Yarrow explained that it is gratifying to see peoples’ reactions to his talks on biochar. “I get excited because it won’t be governments and corporations that get us out of this mess,” he said. “It will be the power of the people to make choices at the cash register and the voting booth.”

Making biochar

Part of Yarrow’s lectures on biochar includes a demonstration burn. While there are already pyrolitic stoves being developed and sold around the world, it is also possible to make a burner with refitted barrels of two different sizes, such as a 30- and 50-gallon barrel.

While Yarrow’s website shows the exact method, the process basically entails filling the smaller barrel with biomass, such as wood or corn stover, covering it with the bigger barrel, and turning them upside down so that the biomass burns with a minimal amount of carbon dioxide. The space between the two barrels is filled with wood and, in less than two hours, biochar can be produced. A photo account of the process can be found on Yarrow’s website: http://www.carbon-negative.us under “burners.”

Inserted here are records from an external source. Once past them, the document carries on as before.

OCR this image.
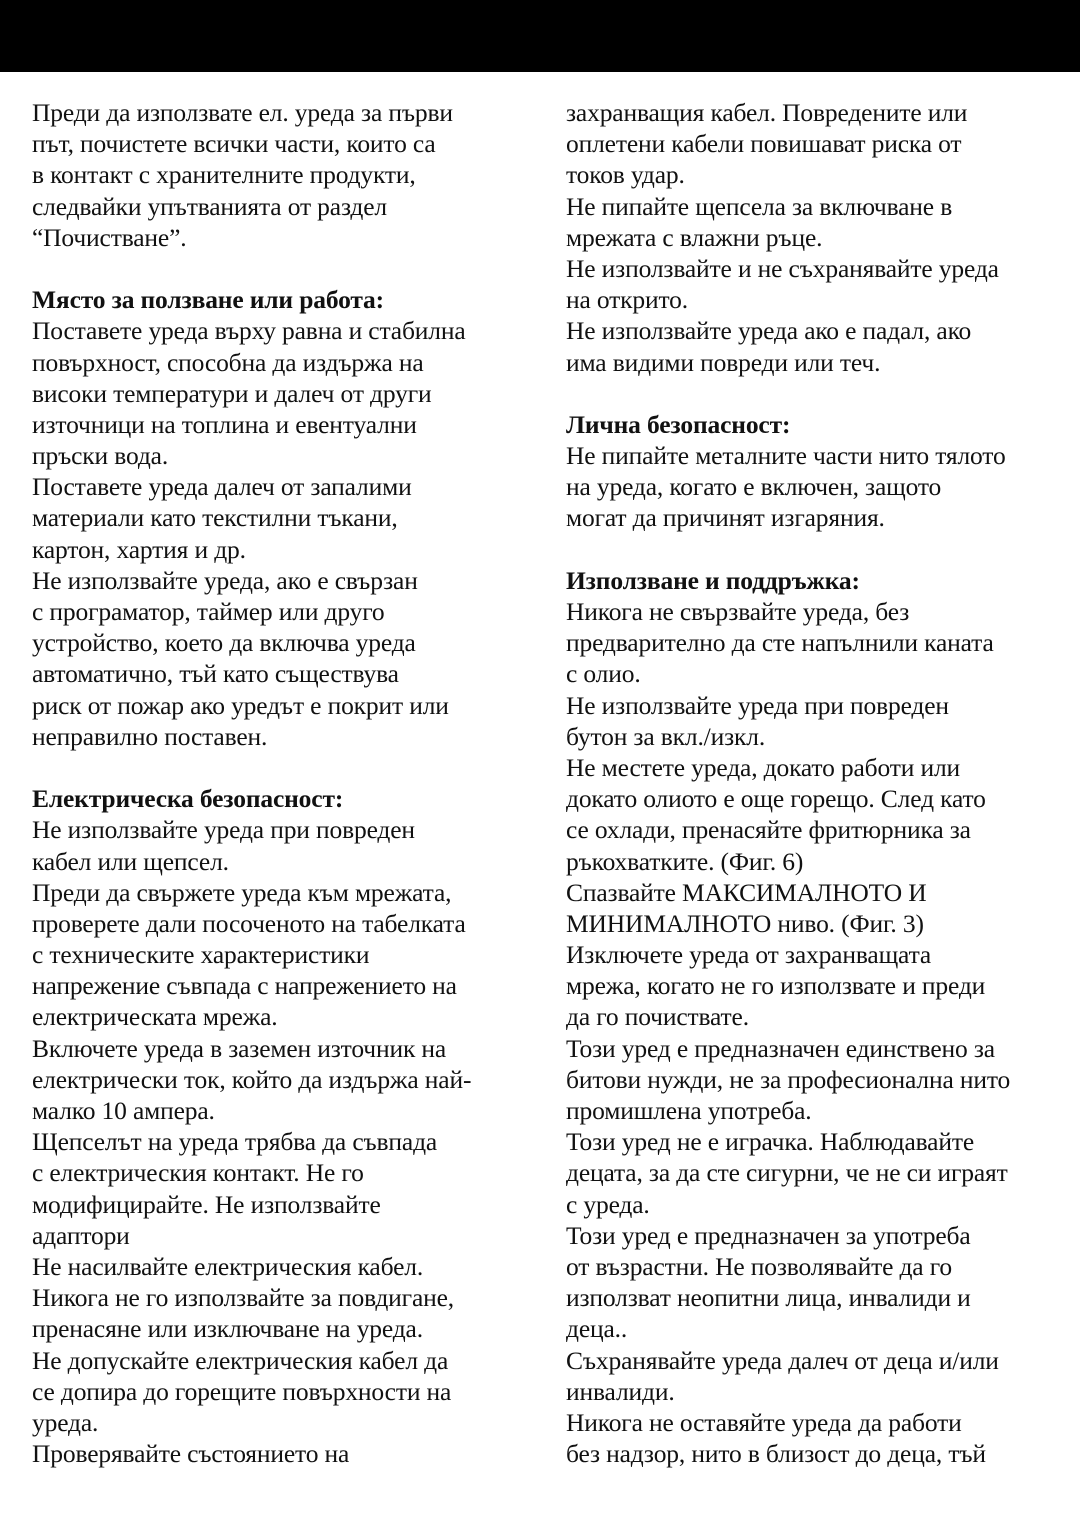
Преди да използвате ел. уреда за първи
път, почистете всички части, които са
в контакт с хранителните продукти,
следвайки упътванията от раздел
“Почистване”.
Място за ползване или работа:
Поставете уреда върху равна и стабилна
повърхност, способна да издържа на
високи температури и далеч от други
източници на топлина и евентуални
пръски вода.
Поставете уреда далеч от запалими
материали като текстилни тъкани,
картон, хартия и др.
Не използвайте уреда, ако е свързан
с програматор, таймер или друго
устройство, което да включва уреда
автоматично, тъй като съществува
риск от пожар ако уредът е покрит или
неправилно поставен.
Електрическа безопасност:
Не използвайте уреда при повреден
кабел или щепсел.
Преди да свържете уреда към мрежата,
проверете дали посоченото на табелката
с техническите характеристики
напрежение съвпада с напрежението на
електрическата мрежа.
Включете уреда в заземен източник на
електрически ток, който да издържа най-
малко 10 ампера.
Щепселът на уреда трябва да съвпада
с електрическия контакт. Не го
модифицирайте. Не използвайте
адаптори
Не насилвайте електрическия кабел.
Никога не го използвайте за повдигане,
пренасяне или изключване на уреда.
Не допускайте електрическия кабел да
се допира до горещите повърхности на
уреда.
Проверявайте състоянието на
захранващия кабел. Повредените или
оплетени кабели повишават риска от
токов удар.
Не пипайте щепсела за включване в
мрежата с влажни ръце.
Не използвайте и не съхранявайте уреда
на открито.
Не използвайте уреда ако е падал, ако
има видими повреди или теч.
Лична безопасност:
Не пипайте металните части нито тялото
на уреда, когато е включен, защото
могат да причинят изгаряния.
Използване и поддръжка:
Никога не свързвайте уреда, без
предварително да сте напълнили каната
с олио.
Не използвайте уреда при повреден
бутон за вкл./изкл.
Не местете уреда, докато работи или
докато олиото е още горещо. След като
се охлади, пренасяйте фритюрника за
ръкохватките. (Фиг. 6)
Спазвайте МАКСИМАЛНОТО И
МИНИМАЛНОТО ниво. (Фиг. 3)
Изключете уреда от захранващата
мрежа, когато не го използвате и преди
да го почиствате.
Този уред е предназначен единствено за
битови нужди, не за професионална нито
промишлена употреба.
Този уред не е играчка. Наблюдавайте
децата, за да сте сигурни, че не си играят
с уреда.
Този уред е предназначен за употреба
от възрастни. Не позволявайте да го
използват неопитни лица, инвалиди и
деца..
Съхранявайте уреда далеч от деца и/или
инвалиди.
Никога не оставяйте уреда да работи
без надзор, нито в близост до деца, тъй
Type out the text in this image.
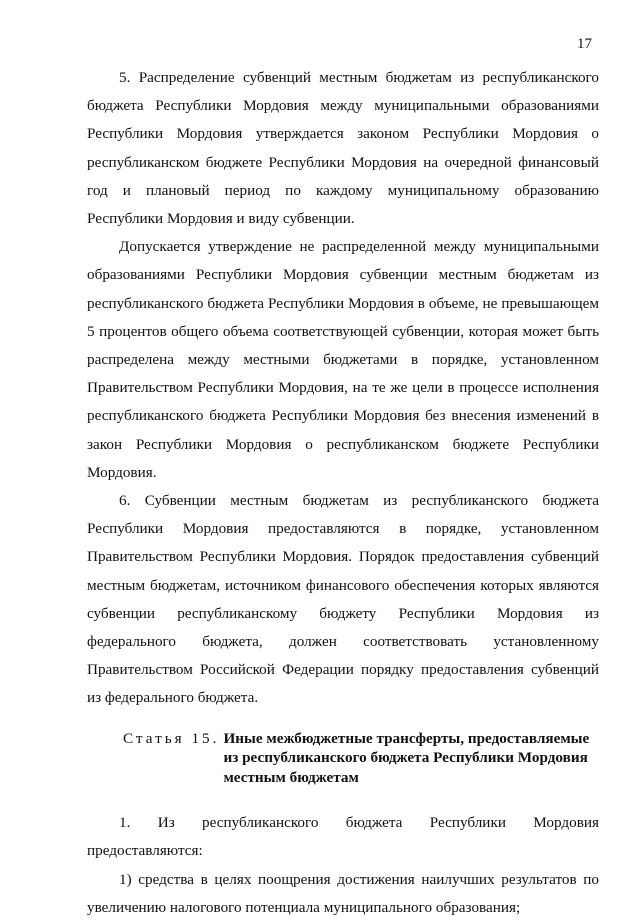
17

5. Распределение субвенций местным бюджетам из республиканского бюджета Республики Мордовия между муниципальными образованиями Республики Мордовия утверждается законом Республики Мордовия о республиканском бюджете Республики Мордовия на очередной финансовый год и плановый период по каждому муниципальному образованию Республики Мордовия и виду субвенции.

Допускается утверждение не распределенной между муниципальными образованиями Республики Мордовия субвенции местным бюджетам из республиканского бюджета Республики Мордовия в объеме, не превышающем 5 процентов общего объема соответствующей субвенции, которая может быть распределена между местными бюджетами в порядке, установленном Правительством Республики Мордовия, на те же цели в процессе исполнения республиканского бюджета Республики Мордовия без внесения изменений в закон Республики Мордовия о республиканском бюджете Республики Мордовия.

6. Субвенции местным бюджетам из республиканского бюджета Республики Мордовия предоставляются в порядке, установленном Правительством Республики Мордовия. Порядок предоставления субвенций местным бюджетам, источником финансового обеспечения которых являются субвенции республиканскому бюджету Республики Мордовия из федерального бюджета, должен соответствовать установленному Правительством Российской Федерации порядку предоставления субвенций из федерального бюджета.

Статья 15. Иные межбюджетные трансферты, предоставляемые из республиканского бюджета Республики Мордовия местным бюджетам

1. Из республиканского бюджета Республики Мордовия предоставляются:

1) средства в целях поощрения достижения наилучших результатов по увеличению налогового потенциала муниципального образования;
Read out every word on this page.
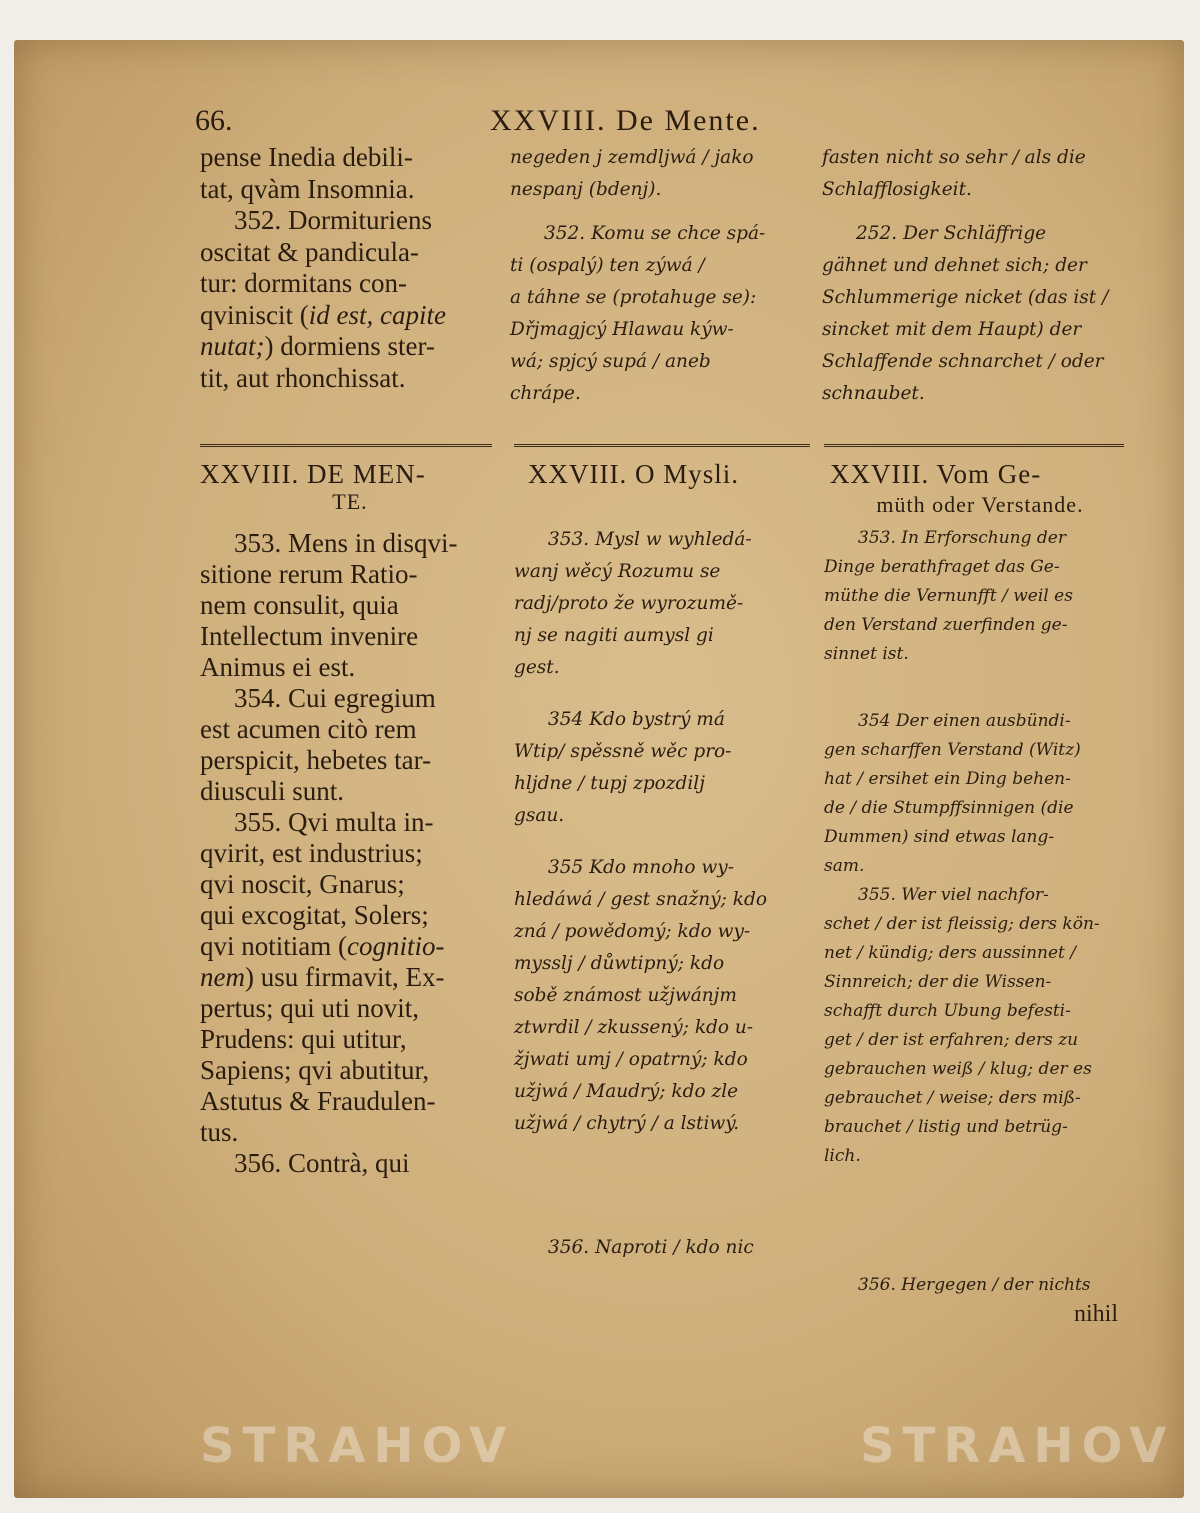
66.	XXVIII. De Mente.
pense Inedia debili-
tat, qvàm Insomnia.
352. Dormituriens
oscitat & pandicula-
tur: dormitans con-
qviniscit (id est, capite
nutat;) dormiens ster-
tit, aut rhonchissat.
negeden j zemdljwá / jako
nespanj (bdenj).
352. Komu se chce spá-
ti (ospalý) ten zýwá /
a táhne se (protahuge se):
Dřjmagjcý Hlawau kýw-
wá; spjcý supá / aneb
chrápe.
fasten nicht so sehr / als die
Schlafflosigkeit.
252. Der Schläffrige
gähnet und dehnet sich; der
Schlummerige nicket (das ist /
sincket mit dem Haupt) der
Schlaffende schnarchet / oder
schnaubet.
XXVIII. DE MEN-
TE.
XXVIII. O Mysli.	XXVIII. Vom Ge-
müth oder Verstande.
353. Mens in disqvi-
sitione rerum Ratio-
nem consulit, quia
Intellectum invenire
Animus ei est.
354. Cui egregium
est acumen citò rem
perspicit, hebetes tar-
diusculi sunt.
355. Qvi multa in-
qvirit, est industrius;
qvi noscit, Gnarus;
qui excogitat, Solers;
qvi notitiam (cognitio-
nem) usu firmavit, Ex-
pertus; qui uti novit,
Prudens: qui utitur,
Sapiens; qvi abutitur,
Astutus & Fraudulen-
tus.
356. Contrà, qui
353. Mysl w wyhledá-
wanj wěcý Rozumu se
radj/proto že wyrozumě-
nj se nagiti aumysl gi
gest.
354 Kdo bystrý má
Wtip/ spěssně wěc pro-
hljdne / tupj zpozdilj
gsau.
355 Kdo mnoho wy-
hledáwá / gest snažný; kdo
zná / powědomý; kdo wy-
mysslj / důwtipný; kdo
sobě známost užjwánjm
ztwrdil / zkussený; kdo u-
žjwati umj / opatrný; kdo
užjwá / Maudrý; kdo zle
užjwá / chytrý / a lstiwý.
356. Naproti / kdo nic
353. In Erforschung der
Dinge berathfraget das Ge-
müthe die Vernunfft / weil es
den Verstand zuerfinden ge-
sinnet ist.
354 Der einen ausbündi-
gen scharffen Verstand (Witz)
hat / ersihet ein Ding behen-
de / die Stumpffsinnigen (die
Dummen) sind etwas lang-
sam.
355. Wer viel nachfor-
schet / der ist fleissig; ders kön-
net / kündig; ders aussinnet /
Sinnreich; der die Wissen-
schafft durch Ubung befesti-
get / der ist erfahren; ders zu
gebrauchen weiß / klug; der es
gebrauchet / weise; ders miß-
brauchet / listig und betrüg-
lich.
356. Hergegen / der nichts
nihil
STRAHOV	STRAHOV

Joseph Slezak, the Albany County field manager for soil and water conservation, attended Yarrow’s lecture in Voorheesville and spoke about its local applications.

“It’s something that anybody that lives outside a suburban area, the Hilltowns mostly, as long as people can burn outdoors, they can create biochar and put it in their home gardens, he said. “If they can cooperate with other neighbors, they can do it on a larger scale and use it for agriculture fields. There’s potential.  I don’t think enough people know about it yet.”

Slezak also said that the composting facilities in the Capital District could benefit if they diverted some of the biomass used for composting towards biochar, which could then be used by local gardeners to improve soil quality.

Yarrow said that, while new ideas generally take 50 years to be adopted by large populations, the urgency of global warming and biochar’s potential role in helping to curb carbon-dioxide emissions is speeding things up.

“It’s a new idea that is skyrocketing,” said Yarrow. “Now science is on our side, maybe things can happen quicker.”